Hive and Impala are databases.

Presto and SparkSQL are SQL interfaces to many different datasources, including Hive and Impala, but also any SQL database such as Postgres/Redis/etc, and many other types of databases, such as Cassandra and Redis; the SQL tools can query all these different types of databases with a unified SQL interface, and even do joins across them.

The difference between Presto and SparkSQL is that Presto is run on a multi-tenant cluster with automatic resource allocation. SparkSQL jobs tend to have to be allocated with a specific resource allocation ahead of time. This makes Presto is (in my experience) a little more user-friendly.
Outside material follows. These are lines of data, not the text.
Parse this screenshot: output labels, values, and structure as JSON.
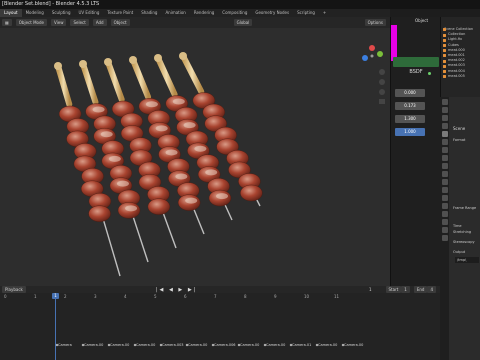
{
  "window": {
    "title": "[Blender Set.blend] - Blender 4.5.3 LTS"
  },
  "workspace_tabs": [
    "Layout",
    "Modeling",
    "Sculpting",
    "UV Editing",
    "Texture Paint",
    "Shading",
    "Animation",
    "Rendering",
    "Compositing",
    "Geometry Nodes",
    "Scripting",
    "+"
  ],
  "active_tab": "Layout",
  "viewport_header": {
    "mode": "Object Mode",
    "view": "View",
    "select": "Select",
    "add": "Add",
    "object": "Object",
    "transform": "Global",
    "options": "Options"
  },
  "node_panel": {
    "header": "Object",
    "bsdf_label": "BSDF",
    "values": [
      "0.000",
      "0.173",
      "1.300",
      "1.000"
    ],
    "selected_index": 3
  },
  "outliner": {
    "items": [
      "Scene Collection",
      "Collection",
      "Light.fix",
      "Cubes",
      "meat.000",
      "meat.001",
      "meat.002",
      "meat.003",
      "meat.004",
      "meat.005"
    ]
  },
  "properties": {
    "scene_label": "Scene",
    "sections": [
      "Format",
      "Frame Range",
      "Time Stretching",
      "Stereoscopy",
      "Output"
    ],
    "output_path": "/tmp\\"
  },
  "timeline": {
    "playback": "Playback",
    "start_label": "Start",
    "start": "1",
    "end_label": "End",
    "end": "4",
    "current_frame": "1",
    "frame_numbers": [
      "0",
      "1",
      "2",
      "3",
      "4",
      "5",
      "6",
      "7",
      "8",
      "9",
      "10",
      "11"
    ],
    "markers": [
      "Camera",
      "Camera.00",
      "Camera.00",
      "Camera.00",
      "Camera.003",
      "Camera.00",
      "Camera.006",
      "Camera.00",
      "Camera.00",
      "Camera.01",
      "Camera.00",
      "Camera.00"
    ]
  },
  "colors": {
    "accent": "#4772b3",
    "node_green": "#2e6b3a",
    "pink": "#e600e6",
    "meat": "#9a3b2a",
    "handle": "#d2b27a"
  }
}
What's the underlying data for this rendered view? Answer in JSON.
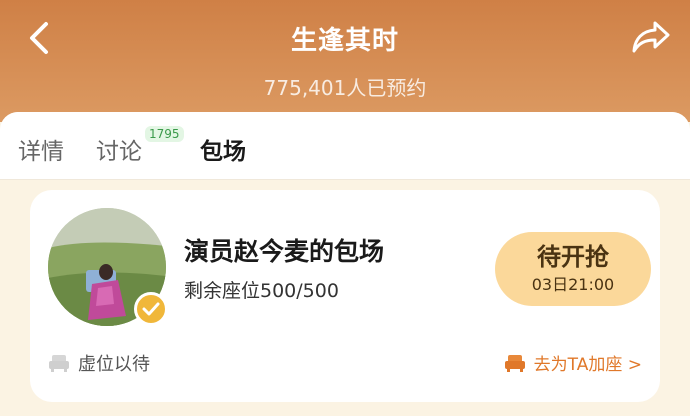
{
  "header": {
    "title": "生逢其时",
    "reservations": "775,401人已预约",
    "back_icon": "chevron-left-icon",
    "share_icon": "share-arrow-icon"
  },
  "tabs": [
    {
      "label": "详情",
      "active": false
    },
    {
      "label": "讨论",
      "active": false,
      "badge": "1795"
    },
    {
      "label": "包场",
      "active": true
    }
  ],
  "card": {
    "title": "演员赵今麦的包场",
    "seats": "剩余座位500/500",
    "status": "待开抢",
    "time": "03日21:00",
    "virtual_text": "虚位以待",
    "join_text": "去为TA加座 >",
    "verified": true
  },
  "colors": {
    "header_top": "#cf8046",
    "header_bottom": "#dc9a62",
    "status_bg": "#fbd89a",
    "link": "#e0782a",
    "badge_text": "#3a9a4a",
    "verified": "#f0b73a"
  }
}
On the other hand, SparkSQL has better support for writing data to different datasources, whereas Presto pretty much only supports collecting results from a client or writing data into Hive.

I think some of this might be misinformed.

I know Hive can definitely query other datasources like traditional SQL databases, redis, cassandra, hbase, elasticsearch, etc, etc. I thought Impala had some bit of support for this as well, though I'm less familiar with it.

And SparkSQL can be run on a multi-tenant cluster with automatic resource allocation - Mesos, YARN, or Kubernetes.